Um Supremo dos homens e para os homens: foi esse o projeto da Constituição Cidadã?, por Damares Medina

Setores da sociedade civil pugnam pela indicação de uma ministra mulher (negra), para que se preserve a ínfima representatividade feminina

Um Supremo dos homens e para os homens: foi esse o projeto da Constituição Cidadã?

por Damares Medina[1]

A Constituição Federal de 1988, que muitos dizem cidadã, já teve 131 emendas de reforma e 6 de revisão, sendo ao todo 140 emendas, perfazendo a média de quatro alterações por ano, ou uma modificação a cada quatro meses.

Às vésperas do celebrado aniversário de 35 anos da Constituição, a sociedade brasileira foi brindada com mais uma Proposta de Emenda à Constituição (PEC), a de número 51, de 4 de outubro de 2023, que atribui mandato de 15 anos e exigência de idade mínima de cinquenta anos aos Ministros do Supremo Tribunal Federal e promove modificações no processo de escolha dos membros dessa Corte e dos Tribunais Superiores. Em sua justificativa consta que a discussão sobre a forma de seleção dos membros do Supremo Tribunal Federal tem ocupado a pauta do Congresso Nacional há mais de uma década, tendo tríplice motivação: a ampliação dos Poderes da Corte, a diversificação dos instrumentos do controle abstrato de constitucionalidade e o abandono de uma postura de autocontenção de seus Ministros, observada nos primeiros anos de vigência da Constituição de 1988, com consequente assunção do protagonismo político pelo Tribunal.

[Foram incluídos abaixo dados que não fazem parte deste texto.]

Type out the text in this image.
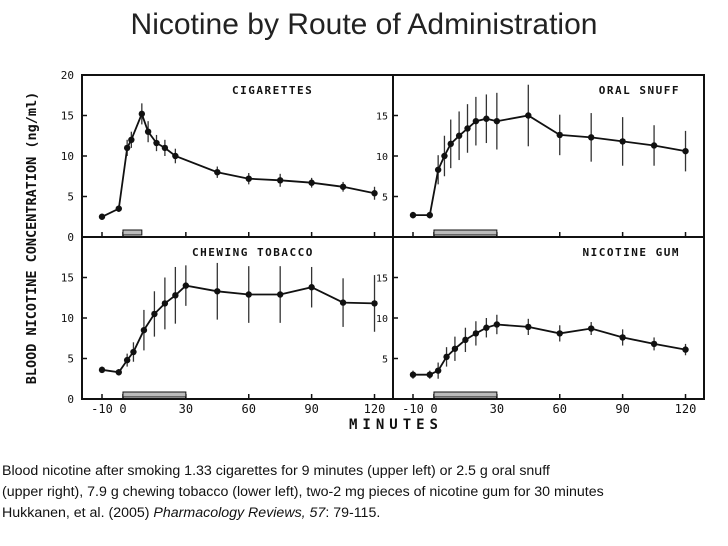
Nicotine by Route of Administration
BLOOD NICOTINE CONCENTRATION (ng/ml)
MINUTES
0
5
10
15
20
CIGARETTES
5
10
15
ORAL SNUFF
0
5
10
15
-10 0	30	60	90	120
CHEWING TOBACCO
5
10
15
-10 0	30	60	90	120
NICOTINE GUM
Blood nicotine after smoking 1.33 cigarettes for 9 minutes (upper left) or 2.5 g oral snuff
(upper right), 7.9 g chewing tobacco (lower left), two-2 mg pieces of nicotine gum for 30 minutes
Hukkanen, et al. (2005) Pharmacology Reviews, 57: 79-115.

A PEC 51 foi proposta dois dias após a aposentadoria da Ministra Rosa Weber, que completou a idade máxima de 75 anos em 2 de outubro de 2023, quando o Presidente Lula se prepara para indicar o seu décimo ministro para o Supremo, o décimo quinto indicado pelo Partido dos Trabalhadores, e todos aprovados pelo Senado Federal. Vários setores da sociedade civil organizada pugnam pela indicação de uma ministra mulher (negra), para que se preserve a ínfima representatividade feminina de duas mulheres em uma corte de onze integrantes, representatividade essa inalterada desde 2006.

Nesse contexto, alguns aspetos chamam a atenção e o primeiro diz respeito aos 30 senadores que subscrevem a iniciativa, contra as duas senadoras, Damares Alves e Margareth Buzetti, 6,6% de participação feminina. Com essa representatividade, não é surpresa que, passados 35 anos, a PEC 51 adote a linguagem masculinizante utilizada pelo Constituinte em 1988, sem se preocupar com a adoção de uma linguagem inclusiva das mulheres, que deixe claro e expresso que o Supremo pode sim, e deve, ser composto por ministros e ministras, e que lugar de mulher é também no Supremo Tribunal Federal. Afinal, se o Supremo tem o dever de guardar a Constituição, ao Congresso Nacional é suposto representar seus eleitores que são a sociedade brasileira, majoritariamente composta por mulheres.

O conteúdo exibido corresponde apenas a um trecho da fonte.